While this test is a somewhat simplistic representation of the underlying processes, it serves as a good example of the effect of the age uncertainties that are expected in the present data. One example of its simplicity is the assignment of a single hZ to relatively wide bins in age. It seems logical to assume that if there is an age–hZ relation, then the change in hZ should be somewhat continuous with age. Our test assigns the same hZ to stars at bin edges (which should have hZ close to that of the bin-edge stars in the neighbouring bin). This may artificially increase the amount of blurring of the age–hZ trend. We also simplify the test by assuming that the only changing parameter is the scaleheight. Realistic structural parameters would change the relative number of stars within each bin observed by APOGEE (and considered in our test), and may change the level of contamination between bins. However, we assume that our simple approximation represents a ‘worst case’ scenario, where the mixing between bins is maximal.
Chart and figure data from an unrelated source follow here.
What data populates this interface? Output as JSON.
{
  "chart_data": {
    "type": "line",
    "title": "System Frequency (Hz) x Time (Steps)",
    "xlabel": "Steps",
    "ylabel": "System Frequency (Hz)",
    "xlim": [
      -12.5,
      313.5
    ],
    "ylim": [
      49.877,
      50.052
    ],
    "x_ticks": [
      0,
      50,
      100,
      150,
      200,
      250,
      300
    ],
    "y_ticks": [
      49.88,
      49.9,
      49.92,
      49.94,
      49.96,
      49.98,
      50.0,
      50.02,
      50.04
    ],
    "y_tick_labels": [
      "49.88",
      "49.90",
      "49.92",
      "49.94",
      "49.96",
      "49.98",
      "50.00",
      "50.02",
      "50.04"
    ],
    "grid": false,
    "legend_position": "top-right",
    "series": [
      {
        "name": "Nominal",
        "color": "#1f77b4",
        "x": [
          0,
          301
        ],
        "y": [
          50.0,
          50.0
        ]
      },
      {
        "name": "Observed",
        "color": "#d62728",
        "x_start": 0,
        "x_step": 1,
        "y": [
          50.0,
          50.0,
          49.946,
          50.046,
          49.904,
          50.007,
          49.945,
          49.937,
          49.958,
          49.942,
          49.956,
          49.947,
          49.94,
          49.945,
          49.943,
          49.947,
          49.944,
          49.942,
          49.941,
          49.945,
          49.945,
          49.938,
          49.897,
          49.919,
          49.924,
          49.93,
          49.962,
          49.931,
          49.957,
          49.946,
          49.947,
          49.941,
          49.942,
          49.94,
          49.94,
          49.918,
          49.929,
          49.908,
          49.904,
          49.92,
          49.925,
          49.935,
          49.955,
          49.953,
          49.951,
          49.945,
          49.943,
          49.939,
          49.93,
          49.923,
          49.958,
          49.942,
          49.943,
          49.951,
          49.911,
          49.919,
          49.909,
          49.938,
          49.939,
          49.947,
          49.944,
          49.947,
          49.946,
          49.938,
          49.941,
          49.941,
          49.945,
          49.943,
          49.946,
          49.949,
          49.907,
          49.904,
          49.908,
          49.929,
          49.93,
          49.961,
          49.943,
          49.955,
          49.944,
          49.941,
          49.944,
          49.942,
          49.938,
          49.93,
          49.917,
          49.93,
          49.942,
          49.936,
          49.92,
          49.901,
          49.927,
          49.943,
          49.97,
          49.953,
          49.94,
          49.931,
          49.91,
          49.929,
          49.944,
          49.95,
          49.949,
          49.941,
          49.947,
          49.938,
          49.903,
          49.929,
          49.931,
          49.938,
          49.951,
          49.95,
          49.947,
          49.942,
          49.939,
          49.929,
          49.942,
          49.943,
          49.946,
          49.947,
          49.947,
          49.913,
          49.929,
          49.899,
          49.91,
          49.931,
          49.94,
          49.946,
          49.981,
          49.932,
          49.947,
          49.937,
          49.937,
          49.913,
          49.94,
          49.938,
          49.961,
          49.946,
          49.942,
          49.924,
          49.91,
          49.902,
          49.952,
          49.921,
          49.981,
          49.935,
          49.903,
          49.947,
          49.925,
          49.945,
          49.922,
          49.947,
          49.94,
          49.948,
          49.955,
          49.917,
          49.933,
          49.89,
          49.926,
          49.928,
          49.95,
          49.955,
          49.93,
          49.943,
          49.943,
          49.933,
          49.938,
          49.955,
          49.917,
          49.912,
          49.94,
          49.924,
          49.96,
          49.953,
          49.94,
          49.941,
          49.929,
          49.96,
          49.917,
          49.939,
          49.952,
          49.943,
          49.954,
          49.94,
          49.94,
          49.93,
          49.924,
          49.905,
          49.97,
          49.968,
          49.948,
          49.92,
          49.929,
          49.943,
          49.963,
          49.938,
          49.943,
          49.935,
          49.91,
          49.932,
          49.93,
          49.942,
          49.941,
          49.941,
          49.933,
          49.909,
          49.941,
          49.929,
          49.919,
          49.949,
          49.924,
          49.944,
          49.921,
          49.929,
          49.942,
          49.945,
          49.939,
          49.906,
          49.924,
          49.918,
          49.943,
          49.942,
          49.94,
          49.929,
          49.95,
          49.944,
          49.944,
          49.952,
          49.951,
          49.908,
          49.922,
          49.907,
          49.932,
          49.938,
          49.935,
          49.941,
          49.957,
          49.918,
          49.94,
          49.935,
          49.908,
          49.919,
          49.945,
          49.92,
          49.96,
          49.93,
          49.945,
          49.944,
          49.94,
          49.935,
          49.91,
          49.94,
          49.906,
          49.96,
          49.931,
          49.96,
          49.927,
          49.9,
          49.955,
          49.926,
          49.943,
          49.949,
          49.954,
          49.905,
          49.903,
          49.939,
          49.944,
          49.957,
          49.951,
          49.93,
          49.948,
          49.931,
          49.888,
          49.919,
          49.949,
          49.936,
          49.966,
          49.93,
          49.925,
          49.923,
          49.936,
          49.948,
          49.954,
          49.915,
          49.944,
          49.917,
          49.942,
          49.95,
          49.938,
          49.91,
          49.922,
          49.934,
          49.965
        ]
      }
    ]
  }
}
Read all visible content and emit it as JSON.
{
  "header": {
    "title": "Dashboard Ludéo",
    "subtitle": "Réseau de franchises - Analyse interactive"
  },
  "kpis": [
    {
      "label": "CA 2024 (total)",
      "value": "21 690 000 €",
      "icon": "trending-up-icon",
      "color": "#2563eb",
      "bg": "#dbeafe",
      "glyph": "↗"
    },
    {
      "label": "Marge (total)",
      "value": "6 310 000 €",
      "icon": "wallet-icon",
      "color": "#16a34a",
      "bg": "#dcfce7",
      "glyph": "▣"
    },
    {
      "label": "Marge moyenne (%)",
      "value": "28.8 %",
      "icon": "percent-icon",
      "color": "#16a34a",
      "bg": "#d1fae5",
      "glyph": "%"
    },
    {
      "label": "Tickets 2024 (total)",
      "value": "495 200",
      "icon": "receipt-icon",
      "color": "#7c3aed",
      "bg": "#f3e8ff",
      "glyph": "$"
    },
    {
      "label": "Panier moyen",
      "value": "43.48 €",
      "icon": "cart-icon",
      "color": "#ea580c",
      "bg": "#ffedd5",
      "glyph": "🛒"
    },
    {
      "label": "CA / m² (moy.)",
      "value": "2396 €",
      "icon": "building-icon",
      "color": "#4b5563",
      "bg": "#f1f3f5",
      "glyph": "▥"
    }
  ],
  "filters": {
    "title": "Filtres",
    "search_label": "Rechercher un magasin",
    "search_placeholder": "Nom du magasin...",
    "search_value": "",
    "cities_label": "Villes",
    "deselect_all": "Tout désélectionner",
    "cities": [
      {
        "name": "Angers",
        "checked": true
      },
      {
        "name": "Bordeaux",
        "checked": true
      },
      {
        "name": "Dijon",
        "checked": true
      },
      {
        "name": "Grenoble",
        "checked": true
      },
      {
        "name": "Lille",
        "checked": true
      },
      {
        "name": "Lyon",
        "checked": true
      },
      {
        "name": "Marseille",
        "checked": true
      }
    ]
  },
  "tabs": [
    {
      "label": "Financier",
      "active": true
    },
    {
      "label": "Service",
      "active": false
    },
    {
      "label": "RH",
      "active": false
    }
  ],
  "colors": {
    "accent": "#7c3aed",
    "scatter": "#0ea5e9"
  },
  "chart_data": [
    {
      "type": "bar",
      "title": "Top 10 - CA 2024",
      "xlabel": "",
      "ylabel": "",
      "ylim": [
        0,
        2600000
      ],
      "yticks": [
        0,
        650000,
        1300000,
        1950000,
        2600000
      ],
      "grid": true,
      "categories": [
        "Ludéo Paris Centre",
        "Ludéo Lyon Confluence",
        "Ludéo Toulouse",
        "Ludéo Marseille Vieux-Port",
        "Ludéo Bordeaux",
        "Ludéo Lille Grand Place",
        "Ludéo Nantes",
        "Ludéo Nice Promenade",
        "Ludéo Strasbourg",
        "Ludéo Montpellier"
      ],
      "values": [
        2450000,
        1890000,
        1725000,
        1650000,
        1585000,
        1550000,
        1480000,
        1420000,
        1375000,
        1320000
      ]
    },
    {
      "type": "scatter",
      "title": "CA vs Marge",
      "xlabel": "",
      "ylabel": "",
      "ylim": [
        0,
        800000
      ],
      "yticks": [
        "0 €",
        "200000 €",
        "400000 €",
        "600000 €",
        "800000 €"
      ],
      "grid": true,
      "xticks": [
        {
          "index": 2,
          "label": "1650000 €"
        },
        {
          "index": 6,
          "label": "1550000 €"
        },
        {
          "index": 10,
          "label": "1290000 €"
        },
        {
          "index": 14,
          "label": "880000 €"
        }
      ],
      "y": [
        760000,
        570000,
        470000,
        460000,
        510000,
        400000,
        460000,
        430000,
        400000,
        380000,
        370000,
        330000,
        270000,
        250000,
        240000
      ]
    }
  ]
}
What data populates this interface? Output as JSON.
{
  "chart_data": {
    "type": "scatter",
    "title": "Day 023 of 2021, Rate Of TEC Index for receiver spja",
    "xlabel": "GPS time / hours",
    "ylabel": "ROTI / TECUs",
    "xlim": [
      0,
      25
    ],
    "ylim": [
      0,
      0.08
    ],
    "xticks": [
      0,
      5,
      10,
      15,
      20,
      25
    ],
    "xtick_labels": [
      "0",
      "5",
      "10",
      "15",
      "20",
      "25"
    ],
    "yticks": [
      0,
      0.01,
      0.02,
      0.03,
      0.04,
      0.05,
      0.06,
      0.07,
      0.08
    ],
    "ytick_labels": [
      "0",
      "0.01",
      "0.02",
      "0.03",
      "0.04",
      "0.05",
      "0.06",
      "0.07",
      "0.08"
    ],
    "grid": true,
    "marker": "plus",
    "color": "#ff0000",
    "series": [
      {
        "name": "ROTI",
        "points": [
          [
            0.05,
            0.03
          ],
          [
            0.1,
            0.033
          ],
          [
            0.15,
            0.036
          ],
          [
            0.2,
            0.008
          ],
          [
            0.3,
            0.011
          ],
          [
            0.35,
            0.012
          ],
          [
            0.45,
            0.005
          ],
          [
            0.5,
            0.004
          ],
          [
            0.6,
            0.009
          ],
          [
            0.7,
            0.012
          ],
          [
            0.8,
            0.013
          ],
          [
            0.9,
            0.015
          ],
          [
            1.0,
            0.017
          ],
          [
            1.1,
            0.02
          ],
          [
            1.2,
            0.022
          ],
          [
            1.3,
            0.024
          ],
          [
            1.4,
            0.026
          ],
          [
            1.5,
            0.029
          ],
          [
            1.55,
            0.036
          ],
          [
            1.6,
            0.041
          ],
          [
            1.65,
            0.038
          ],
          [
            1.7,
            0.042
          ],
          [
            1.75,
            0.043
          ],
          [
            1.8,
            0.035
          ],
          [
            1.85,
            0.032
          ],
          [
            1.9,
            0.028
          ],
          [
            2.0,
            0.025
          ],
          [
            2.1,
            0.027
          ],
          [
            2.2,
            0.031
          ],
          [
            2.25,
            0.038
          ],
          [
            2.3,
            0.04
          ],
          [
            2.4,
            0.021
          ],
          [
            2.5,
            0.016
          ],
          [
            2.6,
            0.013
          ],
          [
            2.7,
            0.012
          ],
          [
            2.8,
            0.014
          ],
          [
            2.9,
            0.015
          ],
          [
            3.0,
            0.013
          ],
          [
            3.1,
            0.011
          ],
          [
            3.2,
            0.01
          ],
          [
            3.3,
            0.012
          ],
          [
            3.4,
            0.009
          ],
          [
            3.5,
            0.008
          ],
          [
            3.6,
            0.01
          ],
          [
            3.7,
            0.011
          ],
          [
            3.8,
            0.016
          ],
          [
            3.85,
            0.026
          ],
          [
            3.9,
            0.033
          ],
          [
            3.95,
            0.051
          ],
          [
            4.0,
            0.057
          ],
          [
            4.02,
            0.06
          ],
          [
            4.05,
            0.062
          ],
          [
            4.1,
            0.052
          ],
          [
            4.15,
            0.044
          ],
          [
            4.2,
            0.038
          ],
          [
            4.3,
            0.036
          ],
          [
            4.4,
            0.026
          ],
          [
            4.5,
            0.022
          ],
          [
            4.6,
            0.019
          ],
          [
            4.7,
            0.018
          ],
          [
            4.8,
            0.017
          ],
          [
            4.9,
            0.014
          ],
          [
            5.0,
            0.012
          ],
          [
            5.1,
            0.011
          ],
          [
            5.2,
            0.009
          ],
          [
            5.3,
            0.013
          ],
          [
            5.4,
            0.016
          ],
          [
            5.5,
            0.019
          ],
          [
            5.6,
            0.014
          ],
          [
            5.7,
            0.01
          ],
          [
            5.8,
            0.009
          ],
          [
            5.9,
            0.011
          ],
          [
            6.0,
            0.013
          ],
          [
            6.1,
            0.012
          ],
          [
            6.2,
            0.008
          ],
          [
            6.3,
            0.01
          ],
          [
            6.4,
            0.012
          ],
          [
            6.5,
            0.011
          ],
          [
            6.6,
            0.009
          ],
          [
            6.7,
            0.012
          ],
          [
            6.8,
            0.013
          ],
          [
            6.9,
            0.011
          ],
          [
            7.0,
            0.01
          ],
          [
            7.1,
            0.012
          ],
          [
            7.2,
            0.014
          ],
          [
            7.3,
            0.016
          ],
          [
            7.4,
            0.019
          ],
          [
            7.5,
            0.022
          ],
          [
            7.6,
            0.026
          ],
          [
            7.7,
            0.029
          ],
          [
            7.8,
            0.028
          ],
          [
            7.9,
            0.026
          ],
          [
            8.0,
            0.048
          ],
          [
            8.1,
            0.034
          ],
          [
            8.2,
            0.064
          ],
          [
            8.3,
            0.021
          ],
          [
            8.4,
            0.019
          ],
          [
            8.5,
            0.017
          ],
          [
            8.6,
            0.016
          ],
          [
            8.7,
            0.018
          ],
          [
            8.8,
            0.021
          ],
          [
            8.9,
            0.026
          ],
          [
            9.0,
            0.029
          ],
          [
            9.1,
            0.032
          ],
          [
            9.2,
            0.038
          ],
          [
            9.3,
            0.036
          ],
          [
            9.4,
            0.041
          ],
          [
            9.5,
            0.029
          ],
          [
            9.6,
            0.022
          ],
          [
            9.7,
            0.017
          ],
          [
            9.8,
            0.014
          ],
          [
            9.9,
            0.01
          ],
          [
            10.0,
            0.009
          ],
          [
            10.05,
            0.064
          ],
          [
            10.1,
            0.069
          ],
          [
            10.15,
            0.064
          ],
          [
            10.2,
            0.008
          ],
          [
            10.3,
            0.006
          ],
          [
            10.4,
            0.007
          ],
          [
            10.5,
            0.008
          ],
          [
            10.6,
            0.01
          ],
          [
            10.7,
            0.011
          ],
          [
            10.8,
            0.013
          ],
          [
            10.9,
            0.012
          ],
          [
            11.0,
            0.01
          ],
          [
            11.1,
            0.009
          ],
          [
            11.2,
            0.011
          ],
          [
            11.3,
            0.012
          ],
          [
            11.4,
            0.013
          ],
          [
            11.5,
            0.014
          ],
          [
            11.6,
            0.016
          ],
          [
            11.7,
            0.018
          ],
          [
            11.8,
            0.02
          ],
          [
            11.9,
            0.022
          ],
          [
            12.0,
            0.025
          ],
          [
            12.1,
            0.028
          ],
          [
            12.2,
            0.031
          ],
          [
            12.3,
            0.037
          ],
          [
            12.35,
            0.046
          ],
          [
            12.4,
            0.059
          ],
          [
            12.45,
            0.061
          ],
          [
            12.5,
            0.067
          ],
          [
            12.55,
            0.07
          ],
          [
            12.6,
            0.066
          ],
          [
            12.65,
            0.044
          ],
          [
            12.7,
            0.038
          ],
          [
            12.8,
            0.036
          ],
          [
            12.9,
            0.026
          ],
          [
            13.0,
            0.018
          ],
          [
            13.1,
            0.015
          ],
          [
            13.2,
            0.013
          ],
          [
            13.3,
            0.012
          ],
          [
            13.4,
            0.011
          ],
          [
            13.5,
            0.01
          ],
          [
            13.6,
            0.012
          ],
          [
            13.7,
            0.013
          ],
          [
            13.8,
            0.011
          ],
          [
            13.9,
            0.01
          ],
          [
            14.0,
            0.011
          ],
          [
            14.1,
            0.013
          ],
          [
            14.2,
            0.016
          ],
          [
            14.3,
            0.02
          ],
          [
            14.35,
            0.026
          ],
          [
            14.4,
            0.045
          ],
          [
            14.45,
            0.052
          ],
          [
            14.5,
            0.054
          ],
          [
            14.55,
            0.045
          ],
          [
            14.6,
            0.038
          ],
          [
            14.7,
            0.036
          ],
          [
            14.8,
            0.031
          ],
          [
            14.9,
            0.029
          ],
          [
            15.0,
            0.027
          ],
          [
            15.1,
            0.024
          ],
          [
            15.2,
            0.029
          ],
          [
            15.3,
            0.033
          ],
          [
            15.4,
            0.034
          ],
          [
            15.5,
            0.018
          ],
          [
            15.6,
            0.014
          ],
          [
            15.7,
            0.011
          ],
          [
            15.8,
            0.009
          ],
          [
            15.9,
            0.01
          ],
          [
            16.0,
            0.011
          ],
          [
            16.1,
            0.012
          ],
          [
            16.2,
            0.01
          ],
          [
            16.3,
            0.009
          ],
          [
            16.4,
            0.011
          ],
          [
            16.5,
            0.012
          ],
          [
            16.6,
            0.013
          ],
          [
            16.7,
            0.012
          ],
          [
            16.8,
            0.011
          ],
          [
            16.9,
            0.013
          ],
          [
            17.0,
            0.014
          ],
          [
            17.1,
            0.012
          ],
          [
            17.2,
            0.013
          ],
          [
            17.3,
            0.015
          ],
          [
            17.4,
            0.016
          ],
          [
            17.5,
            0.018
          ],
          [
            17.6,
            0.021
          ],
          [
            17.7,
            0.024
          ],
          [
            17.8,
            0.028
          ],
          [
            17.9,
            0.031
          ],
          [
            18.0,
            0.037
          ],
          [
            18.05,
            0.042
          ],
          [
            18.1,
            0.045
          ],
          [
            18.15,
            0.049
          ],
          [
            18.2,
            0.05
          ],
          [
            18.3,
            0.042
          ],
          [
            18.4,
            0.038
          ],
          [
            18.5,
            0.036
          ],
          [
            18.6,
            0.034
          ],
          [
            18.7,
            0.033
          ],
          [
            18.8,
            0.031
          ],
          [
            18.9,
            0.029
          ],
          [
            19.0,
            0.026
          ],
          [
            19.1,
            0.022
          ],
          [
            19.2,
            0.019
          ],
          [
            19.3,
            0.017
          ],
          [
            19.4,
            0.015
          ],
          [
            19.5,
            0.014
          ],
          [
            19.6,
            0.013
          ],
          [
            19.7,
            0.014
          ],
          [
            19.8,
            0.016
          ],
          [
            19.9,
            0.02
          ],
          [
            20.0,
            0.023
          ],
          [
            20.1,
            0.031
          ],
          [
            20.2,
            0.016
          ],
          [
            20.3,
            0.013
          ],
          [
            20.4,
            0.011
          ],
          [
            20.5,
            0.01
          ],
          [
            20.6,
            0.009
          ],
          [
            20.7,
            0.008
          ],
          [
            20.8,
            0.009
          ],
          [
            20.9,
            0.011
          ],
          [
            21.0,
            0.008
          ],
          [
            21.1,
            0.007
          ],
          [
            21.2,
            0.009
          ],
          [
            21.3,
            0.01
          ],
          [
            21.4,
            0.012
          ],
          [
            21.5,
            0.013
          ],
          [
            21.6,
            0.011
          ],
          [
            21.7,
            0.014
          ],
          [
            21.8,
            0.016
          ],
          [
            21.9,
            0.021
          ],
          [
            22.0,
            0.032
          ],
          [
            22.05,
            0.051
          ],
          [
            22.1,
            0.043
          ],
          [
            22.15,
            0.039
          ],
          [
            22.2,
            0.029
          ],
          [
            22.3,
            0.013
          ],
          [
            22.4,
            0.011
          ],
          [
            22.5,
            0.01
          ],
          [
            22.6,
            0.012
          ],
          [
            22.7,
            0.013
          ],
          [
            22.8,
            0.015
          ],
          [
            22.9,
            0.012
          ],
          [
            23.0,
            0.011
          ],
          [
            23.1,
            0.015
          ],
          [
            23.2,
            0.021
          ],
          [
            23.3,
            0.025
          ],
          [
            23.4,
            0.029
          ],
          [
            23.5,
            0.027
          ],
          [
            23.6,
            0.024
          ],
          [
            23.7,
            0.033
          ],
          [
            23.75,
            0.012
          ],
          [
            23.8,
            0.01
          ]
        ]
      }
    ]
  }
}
We restrict the mock data to the APOGEE fields, simplifying the selection to a distance cut (assuming the selection fraction is 1 out to a distance that corresponds to MH = −1.5, assuming no extinction). We apply the method described in Section 3 to our mock data, fitting a broken exponential profile, and using the best-fitting solution to initiate an MCMC sampling of the posterior probability distribution. As in the main body of the paper, the reported parameter values reflect the median and σ of the one-dimensional projections of the MCMC chain. The resulting age–hZ relation is shown in Fig. B1. A clear trend is recovered between age and hZ. The trend is still recovered at high age, regardless of the high level of mixing between bins, which increases the size of the error bars. The higher scaleheight components are recovered by the analysis, but results are scattered around the input values, with large error bars. This serves to show that even in the face of large age uncertainties causing mixing between the adopted bins, our method is still able to recover the underlying trends of parameters with age.

Figure B1.

The resulting age–hZ trend from the Monte Carlo sampling of a set of mock density distributions. The input density models had hZ increasing monotonically with age (in bins of Δage = 2 Gyr) from 0.2 to 1.2 kpc (shown by the blue dashed line). After sampling of the density distribution, we applied random errors of 40 per cent to the mock ages, and measured the structural parameters using the exact density fitting method applied to the APOGEE data. The method is able to approximately recover the general shape of the input age–hZ relation, showing a clear trend with age. The age errors increase the error bar sizes significantly where mixing does occur, but the results are consistent with the input in most cases.